Il secondo dopoguerra ha poi aggravato il problema, anche se in buona fede da parte dei governi. L’emergenza politica è da sempre quello di dare un lavoro a tutti. E l’unico modo per conseguire questo obiettivo è stato quello di offrire salari e stipendi bassi.

Per assicurare l’equilibrio economico di un’impresa, il salario deve corrispondere alla produttività del lavoro impiegato. Con un salario basso viene garantita la sopravvivenza ad un maggior numero di imprese (anche quelle a bassa produttività), con conseguente aumento dell’occupazione.

Nella pubblica amministrazione poi questa politica è stata ancora più drastica. Fissato un certo livello di spesa pubblica totale, per aumentare gli occupati è bastato dividere la torta in fette più piccole, ovvero tanti commensali con bassi salari. Quelli poi che volevano arrotondare le proprie entrate comunque non avevano problemi, per il ridotto orario di lavoro e l’ampia diffusione del «nero».

Per il resto lo sviluppo correva impetuoso, trainato dalle esportazioni (competitive per il basso costo del lavoro), e da indubbie straordinarie capacità imprenditoriali (che in Italia per fortuna non sono mai mancate).

Questo modello di sviluppo, basato sui bassi salari, è entrato in crisi da almeno 25 anni. Per due motivi. Con l’aumento dei tassi d’interesse, la spesa pubblica è diventata insostenibile nel lungo termine perché si è tradotta in debito pubblico. Secondo, i bassi salari non hanno indotto le imprese a politiche di reinvestimento dei profitti in nuovi investimenti (con le solite eccezioni).

Bassi salari e pochi investimenti: una ricetta suicida.

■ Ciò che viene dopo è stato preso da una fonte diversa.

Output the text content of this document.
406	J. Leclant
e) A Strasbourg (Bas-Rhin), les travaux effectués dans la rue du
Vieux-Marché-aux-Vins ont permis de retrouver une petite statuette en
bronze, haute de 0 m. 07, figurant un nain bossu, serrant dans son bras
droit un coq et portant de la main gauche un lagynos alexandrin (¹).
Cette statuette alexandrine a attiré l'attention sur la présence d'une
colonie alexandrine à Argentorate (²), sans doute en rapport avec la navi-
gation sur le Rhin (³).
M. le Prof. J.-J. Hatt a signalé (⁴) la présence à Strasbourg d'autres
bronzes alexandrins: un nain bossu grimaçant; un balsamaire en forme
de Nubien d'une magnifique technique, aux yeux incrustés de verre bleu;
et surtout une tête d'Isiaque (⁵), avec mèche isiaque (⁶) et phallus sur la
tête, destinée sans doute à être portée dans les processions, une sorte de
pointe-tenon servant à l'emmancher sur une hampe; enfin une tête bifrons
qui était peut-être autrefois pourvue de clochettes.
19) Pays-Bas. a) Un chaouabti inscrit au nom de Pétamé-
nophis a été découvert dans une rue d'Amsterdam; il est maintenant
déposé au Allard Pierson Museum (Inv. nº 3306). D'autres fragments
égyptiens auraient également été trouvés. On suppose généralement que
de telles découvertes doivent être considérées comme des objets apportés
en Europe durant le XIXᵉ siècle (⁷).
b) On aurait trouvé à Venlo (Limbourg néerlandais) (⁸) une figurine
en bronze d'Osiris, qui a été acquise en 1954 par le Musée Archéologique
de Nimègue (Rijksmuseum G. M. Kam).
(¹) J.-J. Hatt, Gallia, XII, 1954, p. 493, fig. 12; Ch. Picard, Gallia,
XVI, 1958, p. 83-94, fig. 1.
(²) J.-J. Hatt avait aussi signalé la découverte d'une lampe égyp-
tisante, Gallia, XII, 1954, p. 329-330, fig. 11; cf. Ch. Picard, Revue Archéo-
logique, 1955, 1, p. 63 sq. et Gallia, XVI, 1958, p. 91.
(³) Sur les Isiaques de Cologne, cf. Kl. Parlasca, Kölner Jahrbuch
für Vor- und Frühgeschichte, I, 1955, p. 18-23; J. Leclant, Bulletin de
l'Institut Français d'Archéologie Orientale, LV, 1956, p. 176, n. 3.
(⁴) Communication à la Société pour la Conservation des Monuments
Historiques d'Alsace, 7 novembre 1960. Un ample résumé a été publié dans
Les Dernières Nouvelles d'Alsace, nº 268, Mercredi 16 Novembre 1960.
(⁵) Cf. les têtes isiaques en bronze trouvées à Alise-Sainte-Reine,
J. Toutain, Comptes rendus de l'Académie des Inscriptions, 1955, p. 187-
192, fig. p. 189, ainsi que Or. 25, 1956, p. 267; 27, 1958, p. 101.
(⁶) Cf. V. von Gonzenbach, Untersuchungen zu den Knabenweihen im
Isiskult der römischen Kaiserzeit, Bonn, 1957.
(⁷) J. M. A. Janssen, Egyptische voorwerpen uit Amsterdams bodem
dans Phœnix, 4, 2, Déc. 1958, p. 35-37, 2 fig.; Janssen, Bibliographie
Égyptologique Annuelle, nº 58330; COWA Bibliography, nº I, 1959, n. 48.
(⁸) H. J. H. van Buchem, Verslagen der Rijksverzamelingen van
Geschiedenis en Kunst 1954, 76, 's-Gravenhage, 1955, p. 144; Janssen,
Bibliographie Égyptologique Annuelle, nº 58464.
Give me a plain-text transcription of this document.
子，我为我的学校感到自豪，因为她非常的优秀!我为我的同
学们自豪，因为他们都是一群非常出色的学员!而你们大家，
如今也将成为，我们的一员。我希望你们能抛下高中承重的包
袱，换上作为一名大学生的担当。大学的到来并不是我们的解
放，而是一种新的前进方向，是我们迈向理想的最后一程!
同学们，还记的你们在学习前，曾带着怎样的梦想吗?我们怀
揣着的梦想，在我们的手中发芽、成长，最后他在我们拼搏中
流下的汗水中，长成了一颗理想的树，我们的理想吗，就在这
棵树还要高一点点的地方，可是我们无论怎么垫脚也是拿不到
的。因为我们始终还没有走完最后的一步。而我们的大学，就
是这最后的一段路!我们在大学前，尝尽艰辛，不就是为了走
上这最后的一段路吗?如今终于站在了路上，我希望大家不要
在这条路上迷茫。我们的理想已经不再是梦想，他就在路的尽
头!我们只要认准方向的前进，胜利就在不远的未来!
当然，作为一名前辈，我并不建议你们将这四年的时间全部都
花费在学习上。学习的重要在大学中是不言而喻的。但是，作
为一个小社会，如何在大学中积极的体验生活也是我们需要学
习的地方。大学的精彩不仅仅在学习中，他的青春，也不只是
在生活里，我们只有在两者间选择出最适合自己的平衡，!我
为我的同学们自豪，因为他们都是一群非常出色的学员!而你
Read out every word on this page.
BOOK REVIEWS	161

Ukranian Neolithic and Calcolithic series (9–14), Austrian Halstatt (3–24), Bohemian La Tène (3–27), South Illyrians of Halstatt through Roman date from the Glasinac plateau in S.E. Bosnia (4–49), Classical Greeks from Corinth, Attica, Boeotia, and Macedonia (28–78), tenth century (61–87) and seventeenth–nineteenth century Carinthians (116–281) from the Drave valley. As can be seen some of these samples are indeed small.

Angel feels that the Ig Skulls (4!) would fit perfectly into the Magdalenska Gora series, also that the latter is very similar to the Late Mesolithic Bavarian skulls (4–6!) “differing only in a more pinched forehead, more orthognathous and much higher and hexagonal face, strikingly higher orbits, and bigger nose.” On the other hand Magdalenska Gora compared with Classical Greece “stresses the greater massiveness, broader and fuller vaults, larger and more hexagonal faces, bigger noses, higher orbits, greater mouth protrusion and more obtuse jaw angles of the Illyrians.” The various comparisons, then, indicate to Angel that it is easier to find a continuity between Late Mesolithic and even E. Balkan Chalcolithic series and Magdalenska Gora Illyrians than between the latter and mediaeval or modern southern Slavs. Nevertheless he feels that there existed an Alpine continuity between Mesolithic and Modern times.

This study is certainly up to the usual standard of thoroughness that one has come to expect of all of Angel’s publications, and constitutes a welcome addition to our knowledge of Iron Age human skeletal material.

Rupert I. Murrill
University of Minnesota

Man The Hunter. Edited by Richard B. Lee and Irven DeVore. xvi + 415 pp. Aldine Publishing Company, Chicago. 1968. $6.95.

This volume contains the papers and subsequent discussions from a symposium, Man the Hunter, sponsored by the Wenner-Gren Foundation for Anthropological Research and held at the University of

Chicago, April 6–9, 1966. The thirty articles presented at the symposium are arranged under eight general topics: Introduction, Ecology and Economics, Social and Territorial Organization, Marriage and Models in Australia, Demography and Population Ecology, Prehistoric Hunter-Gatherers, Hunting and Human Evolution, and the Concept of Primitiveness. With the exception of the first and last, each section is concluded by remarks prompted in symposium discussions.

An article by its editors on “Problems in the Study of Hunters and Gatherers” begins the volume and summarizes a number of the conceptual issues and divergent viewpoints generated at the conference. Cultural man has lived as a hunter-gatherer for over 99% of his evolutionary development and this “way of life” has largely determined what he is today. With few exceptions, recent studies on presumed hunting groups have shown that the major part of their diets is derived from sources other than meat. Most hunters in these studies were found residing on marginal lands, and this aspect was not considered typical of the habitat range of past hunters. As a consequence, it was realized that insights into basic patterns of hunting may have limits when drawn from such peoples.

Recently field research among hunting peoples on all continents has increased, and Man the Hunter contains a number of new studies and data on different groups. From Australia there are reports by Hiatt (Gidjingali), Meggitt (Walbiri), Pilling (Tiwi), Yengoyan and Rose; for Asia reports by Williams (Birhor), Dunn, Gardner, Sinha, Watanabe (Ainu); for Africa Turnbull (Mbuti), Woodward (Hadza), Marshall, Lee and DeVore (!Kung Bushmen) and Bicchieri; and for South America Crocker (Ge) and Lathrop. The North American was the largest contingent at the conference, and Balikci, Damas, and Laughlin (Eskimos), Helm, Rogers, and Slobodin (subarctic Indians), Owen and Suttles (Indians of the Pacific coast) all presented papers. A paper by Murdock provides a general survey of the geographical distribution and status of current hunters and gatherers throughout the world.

Ed oggi questa modalità di sviluppo è destinata ad implodere. Per ragioni indipendenti dall’Italia. La globalizzazione ci ha aperto alla concorrenza internazionale dei paesi emergenti per le produzioni a basso valore aggiunto (ci sarà sempre un paese che paga salari più bassi dei nostri). Sulle frontiere avanzate della produzione non ci siamo (salvo le solite eccezioni), perché le nostre imprese (in media) non investono in innovazione da almeno 25 anni.

A questo si aggiungono i nostri problemi specifici, anzitutto demografici (troppi anziani, pochi giovani). E poi politiche sociali giustissime sul piano dei valori (tutelare le fasce più fragili), ma fortemente disincentivanti (il reddito di cittadinanza più il “nero” equivalgono dal punto di vista del reddito ad un lavoro in banca).

Non solo: del tutto nuova è la mobilità internazionale dei nostri giovani, che vanno dove lo stipendio è più elevato (e dove si acquisiscono competenze più elevate). E questo va dagli aspiranti cuochi, ai giovani nella finanza, agli ingegneri aerospaziali.

Per contro, sul fronte opposto, qualche milione di giovani che non lavorano e non studiano.

La parola chiave per avviare la ristrutturazione e rilancio del sistema Italia è sempre la stessa: riforme. Alcune - come la detassazione di profitti reinvestiti in azienda - sono già state effettuate, anche se gli effetti positivi si vedranno solo nel medio termine. Ci sono 25 anni di mancata innovazione da recuperare.

Altre riforme sono ferme. Si pensi alla scuola, nella sua ennesima versione, visto il fallimento di quelle precedenti. Di questa scuola (a parte le solite eccezioni), sostanzialmente inefficace nel qualificare gli studenti, le colpe non sono di nessuno, ma sono di tutti.

Ci vorrebbe una rivoluzione culturale. Siamo in ritardo perché il mondo questa rivoluzione l’ha già fatta.